For more information, please visit http://www.pfizer.com.
DISCLOSURE NOTICE: The information contained in this release is as of September 8, 2008. Pfizer assumes no obligation to update any forward-looking statements contained in this release as the result of new information or future events or developments.
This release contains forward-looking information about Sutent and CP-751,871, including with respect to potential indications, that involves substantial risks and uncertainties.
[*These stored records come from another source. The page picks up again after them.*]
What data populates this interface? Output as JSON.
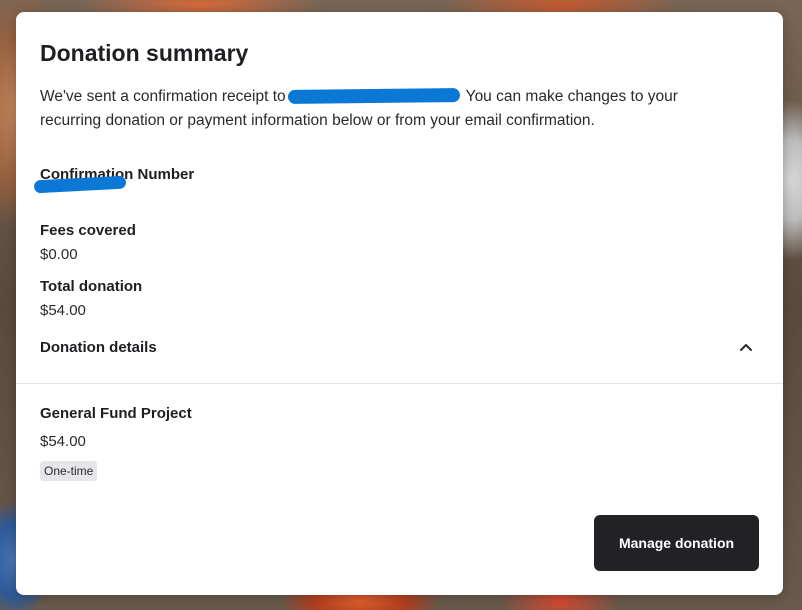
{
  "summary": {
    "title": "Donation summary",
    "intro_before": "We've sent a confirmation receipt to",
    "intro_after": " You can make changes to your recurring donation or payment information below or from your email confirmation.",
    "confirmation_label": "Confirmation Number",
    "fees_label": "Fees covered",
    "fees_value": "$0.00",
    "total_label": "Total donation",
    "total_value": "$54.00"
  },
  "details": {
    "toggle_label": "Donation details",
    "expanded": true,
    "icon": "chevron-up-icon",
    "fund_name": "General Fund Project",
    "fund_amount": "$54.00",
    "frequency_badge": "One-time"
  },
  "actions": {
    "manage_label": "Manage donation"
  },
  "colors": {
    "button_bg": "#222226",
    "redaction": "#0b78d6",
    "badge_bg": "#e6e6ea"
  }
}
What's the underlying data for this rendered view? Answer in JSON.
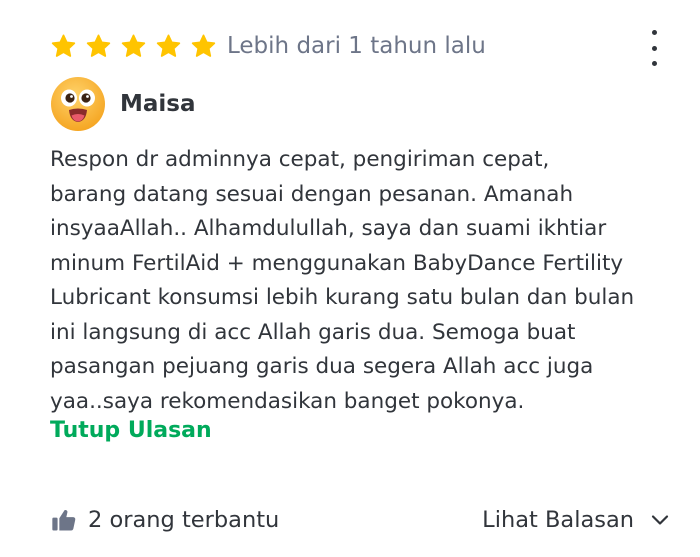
{
  "review": {
    "rating": 5,
    "rating_max": 5,
    "time_ago": "Lebih dari 1 tahun lalu",
    "user": {
      "name": "Maisa",
      "avatar_icon": "surprised-face-emoji-icon"
    },
    "text_lines": [
      "Respon dr adminnya cepat, pengiriman cepat,",
      "barang datang sesuai dengan pesanan. Amanah",
      "insyaaAllah.. Alhamdulullah, saya dan suami ikhtiar",
      "minum FertilAid + menggunakan BabyDance Fertility",
      "Lubricant konsumsi lebih kurang satu bulan dan bulan",
      "ini langsung di acc Allah garis dua. Semoga buat",
      "pasangan pejuang garis dua segera Allah acc juga",
      "yaa..saya rekomendasikan banget pokonya."
    ],
    "toggle_label": "Tutup Ulasan",
    "helpful_label": "2 orang terbantu",
    "replies_label": "Lihat Balasan"
  },
  "colors": {
    "star": "#ffc400",
    "link_green": "#00aa5b",
    "text": "#31353b",
    "muted": "#6d7588",
    "icon_gray": "#6d7588"
  },
  "icons": {
    "star": "star-icon",
    "more": "more-vertical-icon",
    "helpful": "thumbs-up-icon",
    "expand": "chevron-down-icon"
  }
}
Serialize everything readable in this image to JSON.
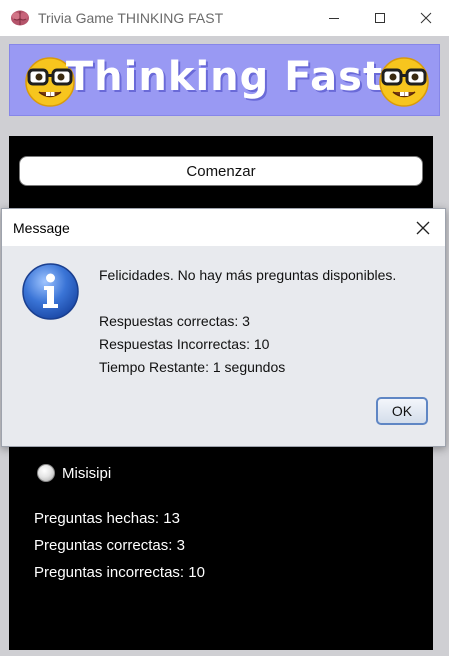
{
  "window": {
    "title": "Trivia Game THINKING FAST",
    "icon": "brain-icon",
    "controls": [
      "minimize-icon",
      "maximize-icon",
      "close-icon"
    ]
  },
  "banner": {
    "title": "Thinking Fast",
    "background": "#9999f3",
    "icons": [
      "nerd-face-emoji",
      "nerd-face-emoji"
    ]
  },
  "game": {
    "start_label": "Comenzar",
    "option_label": "Misisipi",
    "stats": {
      "asked": "Preguntas hechas:  13",
      "correct": "Preguntas correctas:  3",
      "incorrect": "Preguntas incorrectas:  10"
    }
  },
  "dialog": {
    "title": "Message",
    "icon": "info-icon",
    "lines": [
      "Felicidades. No hay más preguntas disponibles.",
      "Respuestas correctas: 3",
      "Respuestas Incorrectas: 10",
      "Tiempo Restante: 1 segundos"
    ],
    "ok_label": "OK",
    "accent": "#5f86c4"
  }
}
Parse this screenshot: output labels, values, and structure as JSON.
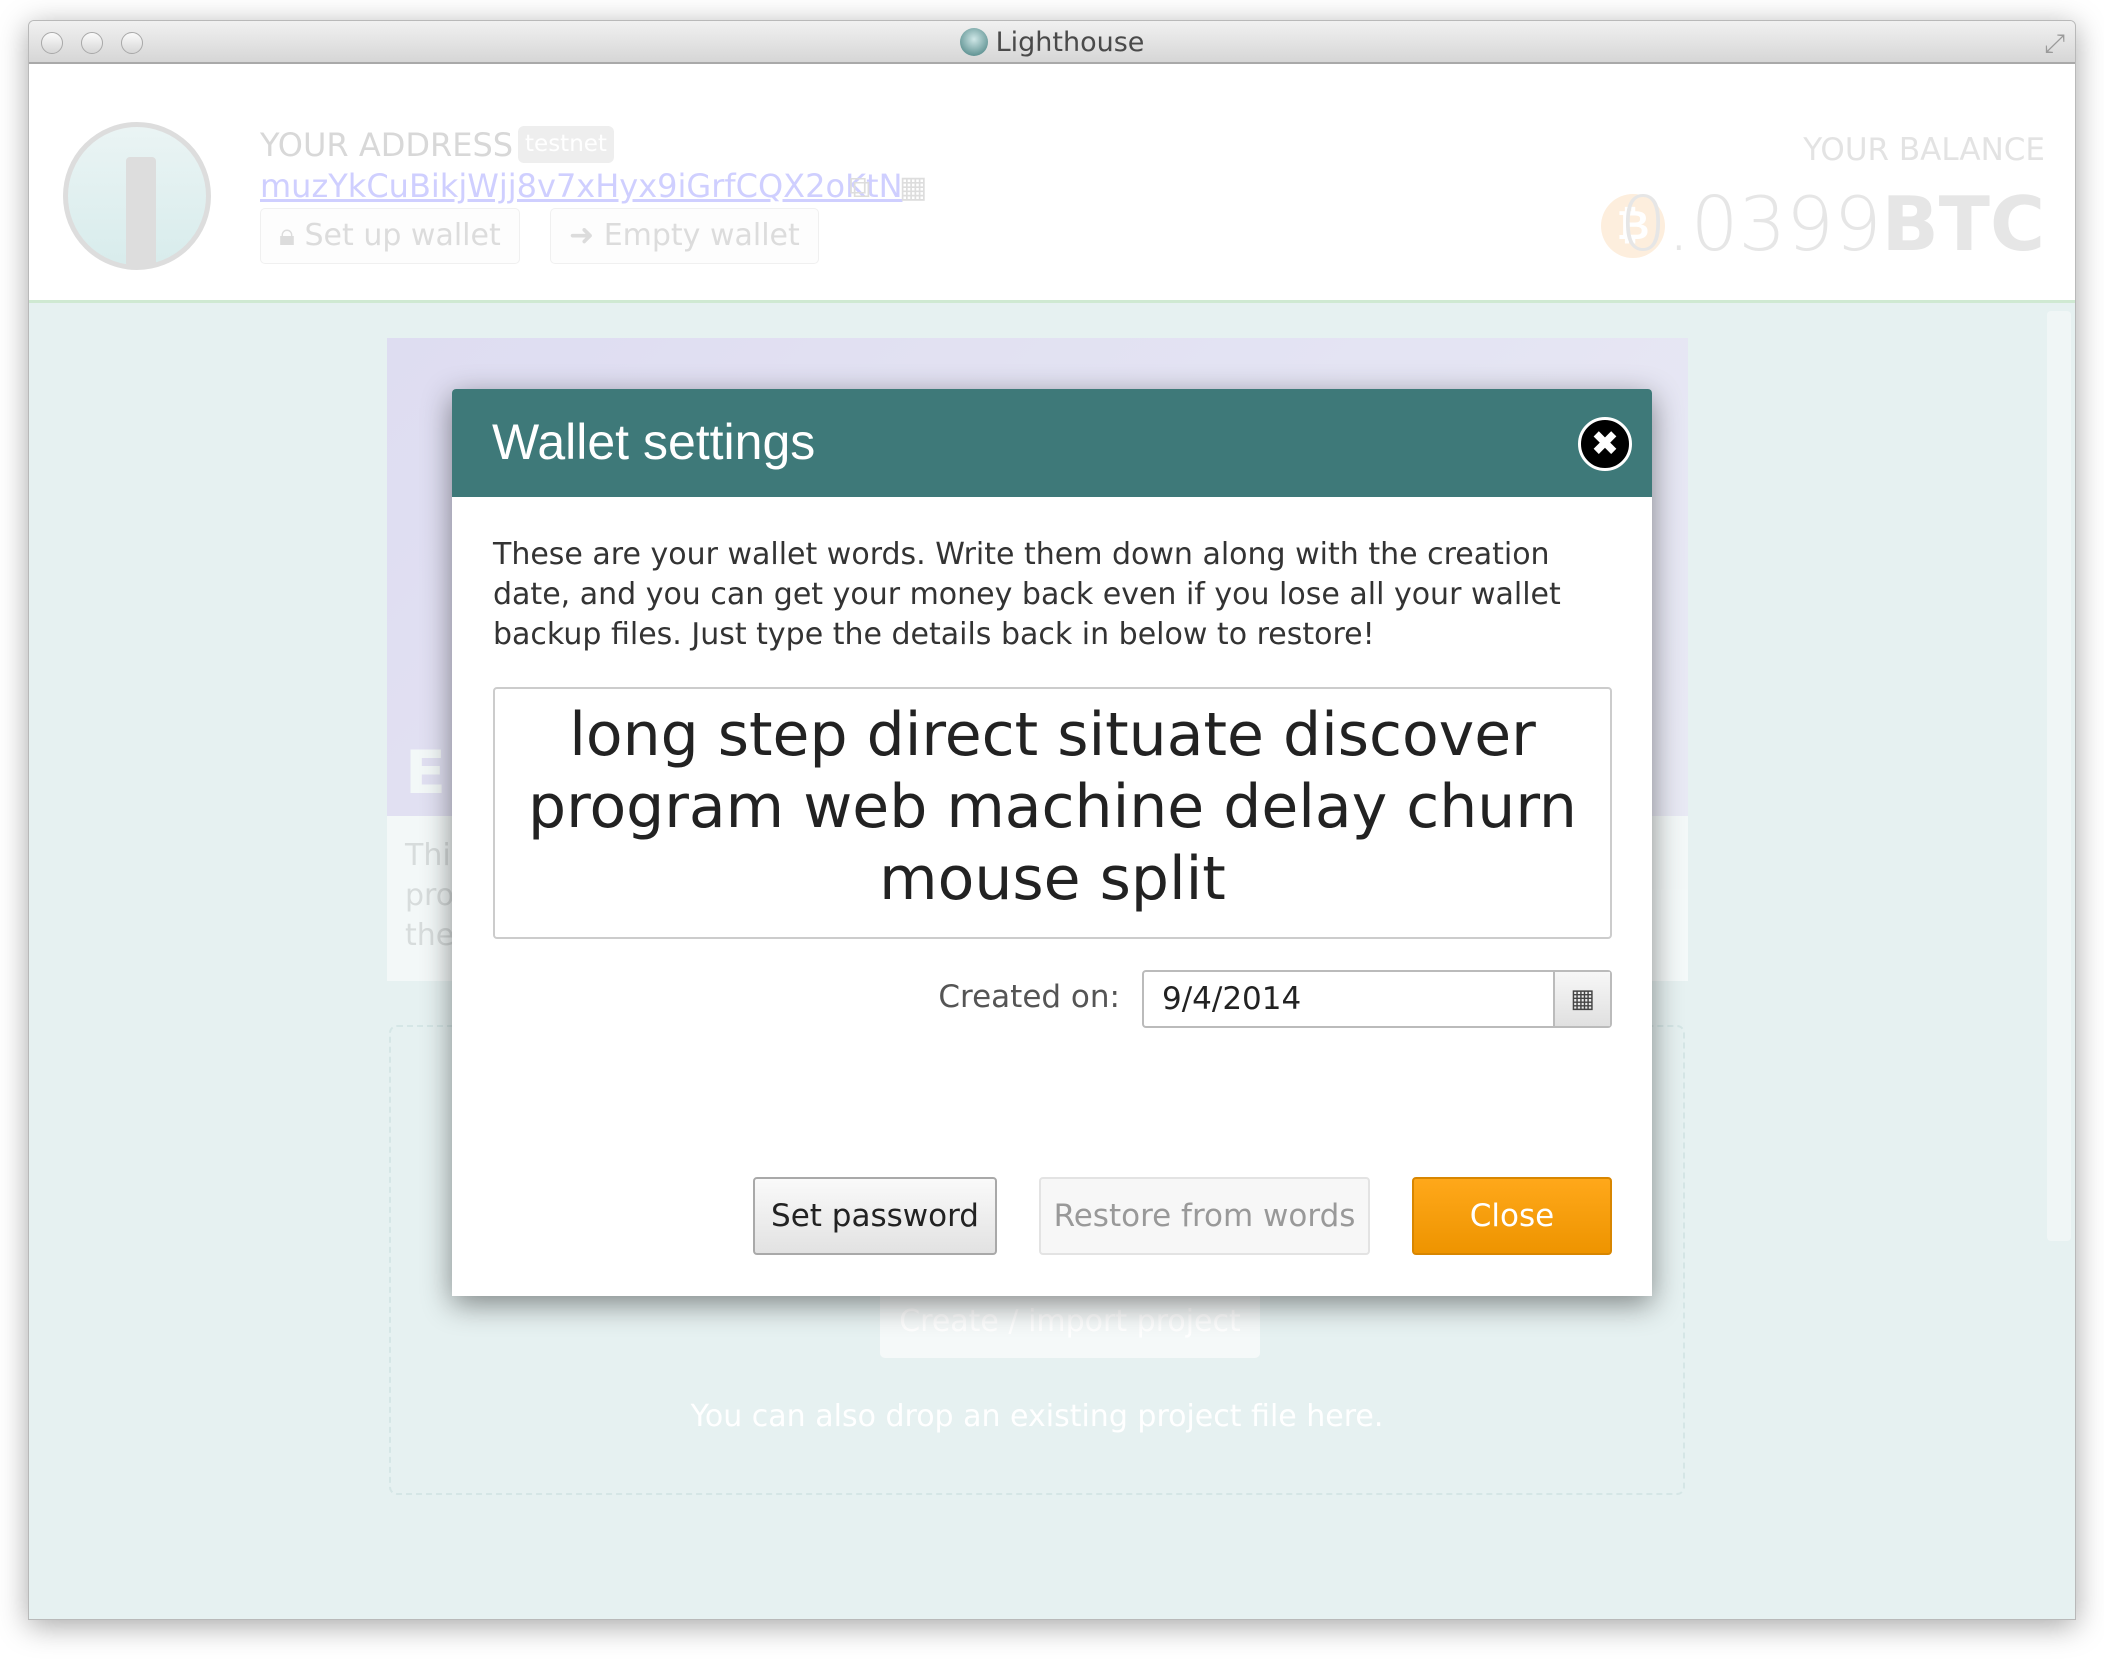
{
  "window": {
    "title": "Lighthouse"
  },
  "header": {
    "address_label": "YOUR ADDRESS",
    "network_badge": "testnet",
    "address": "muzYkCuBikjWjj8v7xHyx9iGrfCQX2oKtN",
    "setup_wallet": "Set up wallet",
    "empty_wallet": "Empty wallet",
    "balance_label": "YOUR BALANCE",
    "balance_amount": "0.0399",
    "balance_unit": "BTC"
  },
  "background": {
    "card_title_fragment": "E",
    "card_text_fragments": [
      "Thi",
      "pro",
      "the"
    ],
    "create_project": "Create / import project",
    "drop_hint": "You can also drop an existing project file here."
  },
  "modal": {
    "title": "Wallet settings",
    "description": "These are your wallet words. Write them down along with the creation date, and you can get your money back even if you lose all your wallet backup files. Just type the details back in below to restore!",
    "words": "long step direct situate discover program web machine delay churn mouse split",
    "created_label": "Created on:",
    "created_date": "9/4/2014",
    "set_password": "Set password",
    "restore": "Restore from words",
    "close": "Close"
  },
  "colors": {
    "modal_header": "#3e7979",
    "accent": "#f39c12"
  }
}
Such risks and uncertainties include, among other things, the uncertainties inherent in research and development; decisions by regulatory authorities regarding whether and when to approve any drug applications that may be filed for any such indications as well as their decisions regarding labeling and other matters that could affect the availability or commercial potential of any such indications; and competitive developments.
A further description of risks and uncertainties can be found in Pfizer's Annual Report on Form 10-K for the fiscal year ended December 31, 2007 and in its reports on Form 10-Q and Form 8-K.